EM-DAT is accessed by policymakers at United Nations Development Programme, humanitarian planners at Médecins Sans Frontières, climate scientists at National Aeronautics and Space Administration, and economists at Organisation for Economic Co-operation and Development. Applications include trend analysis in peer-reviewed studies from University of Oxford, risk modeling for insurers like Munich Re and Swiss Reinsurance Company, and scenario planning used by United Nations Framework Convention on Climate Change negotiators. Educational programs at institutions such as Columbia University and University of California, Berkeley incorporate EM-DAT outputs into curricula on disaster risk management.

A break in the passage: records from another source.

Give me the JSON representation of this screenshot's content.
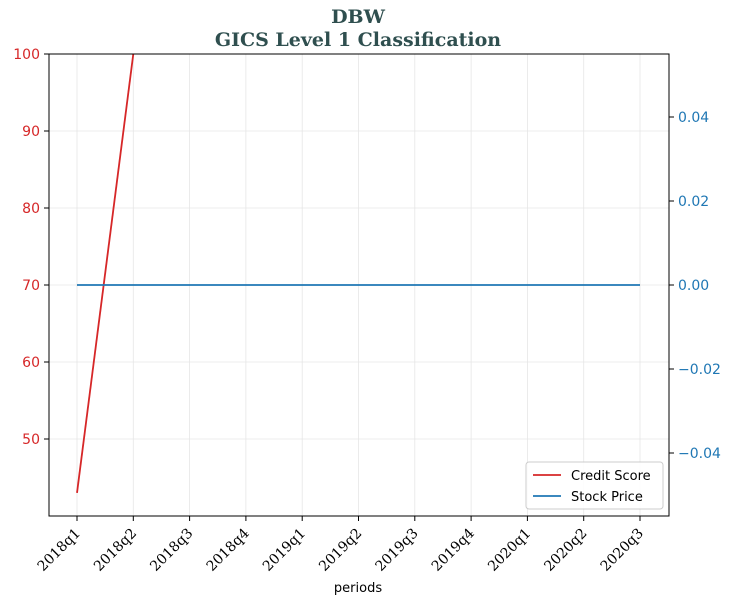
{
  "chart_data": {
    "type": "line",
    "title_line1": "DBW",
    "title_line2": "GICS Level 1 Classification",
    "xlabel": "periods",
    "categories": [
      "2018q1",
      "2018q2",
      "2018q3",
      "2018q4",
      "2019q1",
      "2019q2",
      "2019q3",
      "2019q4",
      "2020q1",
      "2020q2",
      "2020q3"
    ],
    "y_left": {
      "lim": [
        40,
        100
      ],
      "ticks": [
        50,
        60,
        70,
        80,
        90,
        100
      ],
      "color": "#d62728"
    },
    "y_right": {
      "lim": [
        -0.055,
        0.055
      ],
      "ticks": [
        -0.04,
        -0.02,
        0.0,
        0.02,
        0.04
      ],
      "tick_labels": [
        "−0.04",
        "−0.02",
        "0.00",
        "0.02",
        "0.04"
      ],
      "color": "#1f77b4"
    },
    "series": [
      {
        "name": "Credit Score",
        "axis": "left",
        "color": "#d62728",
        "values": [
          43,
          100,
          null,
          null,
          null,
          null,
          null,
          null,
          null,
          null,
          null
        ]
      },
      {
        "name": "Stock Price",
        "axis": "right",
        "color": "#1f77b4",
        "values": [
          0,
          0,
          0,
          0,
          0,
          0,
          0,
          0,
          0,
          0,
          0
        ]
      }
    ],
    "grid": true,
    "legend": "lower-right"
  }
}
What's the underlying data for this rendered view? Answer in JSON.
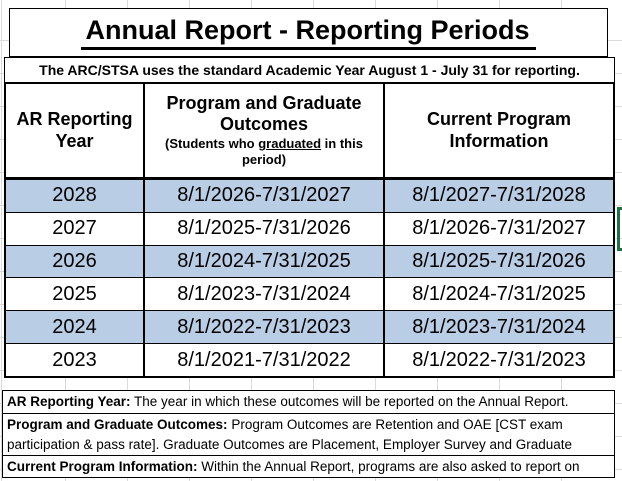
{
  "title": "Annual Report - Reporting Periods",
  "subtitle": "The ARC/STSA uses the standard Academic Year August 1 - July 31 for reporting.",
  "table": {
    "header": {
      "col1": "AR Reporting Year",
      "col2": "Program and Graduate Outcomes",
      "col2_sub_before": "(Students who ",
      "col2_sub_underline": "graduated",
      "col2_sub_after": " in this period)",
      "col3": "Current Program Information"
    },
    "rows": [
      {
        "year": "2028",
        "outcomes": "8/1/2026-7/31/2027",
        "current": "8/1/2027-7/31/2028",
        "shaded": true
      },
      {
        "year": "2027",
        "outcomes": "8/1/2025-7/31/2026",
        "current": "8/1/2026-7/31/2027",
        "shaded": false
      },
      {
        "year": "2026",
        "outcomes": "8/1/2024-7/31/2025",
        "current": "8/1/2025-7/31/2026",
        "shaded": true
      },
      {
        "year": "2025",
        "outcomes": "8/1/2023-7/31/2024",
        "current": "8/1/2024-7/31/2025",
        "shaded": false
      },
      {
        "year": "2024",
        "outcomes": "8/1/2022-7/31/2023",
        "current": "8/1/2023-7/31/2024",
        "shaded": true
      },
      {
        "year": "2023",
        "outcomes": "8/1/2021-7/31/2022",
        "current": "8/1/2022-7/31/2023",
        "shaded": false
      }
    ]
  },
  "footnotes": [
    {
      "lead": "AR Reporting Year:",
      "text": " The year in which these outcomes will be reported on the Annual Report."
    },
    {
      "lead": "Program and Graduate Outcomes:",
      "text": " Program Outcomes are Retention and OAE [CST exam participation & pass rate]. Graduate Outcomes are Placement, Employer Survey and Graduate"
    },
    {
      "lead": "Current Program Information:",
      "text": " Within the Annual Report, programs are also asked to report on"
    }
  ],
  "colors": {
    "row_shade": "#B9CDE5",
    "selection_green": "#1E7145",
    "gridline": "#DADADA",
    "border": "#000000"
  }
}
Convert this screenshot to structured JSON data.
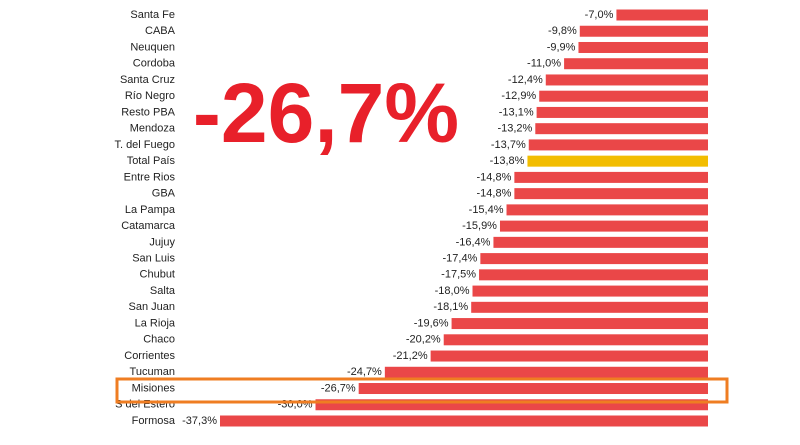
{
  "chart_data": {
    "type": "hbar",
    "annotation": "-26,7%",
    "categories": [
      "Santa Fe",
      "CABA",
      "Neuquen",
      "Cordoba",
      "Santa Cruz",
      "Río Negro",
      "Resto PBA",
      "Mendoza",
      "T. del Fuego",
      "Total País",
      "Entre Rios",
      "GBA",
      "La Pampa",
      "Catamarca",
      "Jujuy",
      "San Luis",
      "Chubut",
      "Salta",
      "San Juan",
      "La Rioja",
      "Chaco",
      "Corrientes",
      "Tucuman",
      "Misiones",
      "S del Estero",
      "Formosa"
    ],
    "values": [
      -7.0,
      -9.8,
      -9.9,
      -11.0,
      -12.4,
      -12.9,
      -13.1,
      -13.2,
      -13.7,
      -13.8,
      -14.8,
      -14.8,
      -15.4,
      -15.9,
      -16.4,
      -17.4,
      -17.5,
      -18.0,
      -18.1,
      -19.6,
      -20.2,
      -21.2,
      -24.7,
      -26.7,
      -30.0,
      -37.3
    ],
    "value_labels": [
      "-7,0%",
      "-9,8%",
      "-9,9%",
      "-11,0%",
      "-12,4%",
      "-12,9%",
      "-13,1%",
      "-13,2%",
      "-13,7%",
      "-13,8%",
      "-14,8%",
      "-14,8%",
      "-15,4%",
      "-15,9%",
      "-16,4%",
      "-17,4%",
      "-17,5%",
      "-18,0%",
      "-18,1%",
      "-19,6%",
      "-20,2%",
      "-21,2%",
      "-24,7%",
      "-26,7%",
      "-30,0%",
      "-37,3%"
    ],
    "colors": [
      "#ea4748",
      "#ea4748",
      "#ea4748",
      "#ea4748",
      "#ea4748",
      "#ea4748",
      "#ea4748",
      "#ea4748",
      "#ea4748",
      "#f2bd00",
      "#ea4748",
      "#ea4748",
      "#ea4748",
      "#ea4748",
      "#ea4748",
      "#ea4748",
      "#ea4748",
      "#ea4748",
      "#ea4748",
      "#ea4748",
      "#ea4748",
      "#ea4748",
      "#ea4748",
      "#ea4748",
      "#ea4748",
      "#ea4748"
    ]
  }
}
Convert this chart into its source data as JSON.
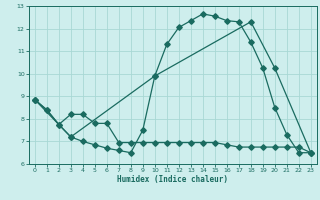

Limitations and Criticisms

Scholars from Princeton University, University of Cambridge, and Yale University have highlighted biases arising from underreporting in low-income contexts, inconsistencies between national and international tallies, and challenges in monetizing damages across markets with differing price levels. Critiques also note temporal inconsistencies during historical periods covered unevenly in archives like British Library or national repositories including National Archives (United States), and reliance on media sources that can introduce selection bias as documented by researchers at Reuters Institute for the Study of Journalism and Columbia Journalism Review.

Governance and Funding

EM-DAT is maintained by CRED at Université catholique de Louvain with governance input from partners including World Health Organization, Belgian Federal Public Service Foreign Affairs, and donor agencies such as European Commission humanitarian aid department and multilateral funders like World Bank. Project funding has come from grants and institutional support from entities including United States Agency for International Development, Department for International Development (United Kingdom), and philanthropic foundations similar to Bill & Melinda Gates Foundation.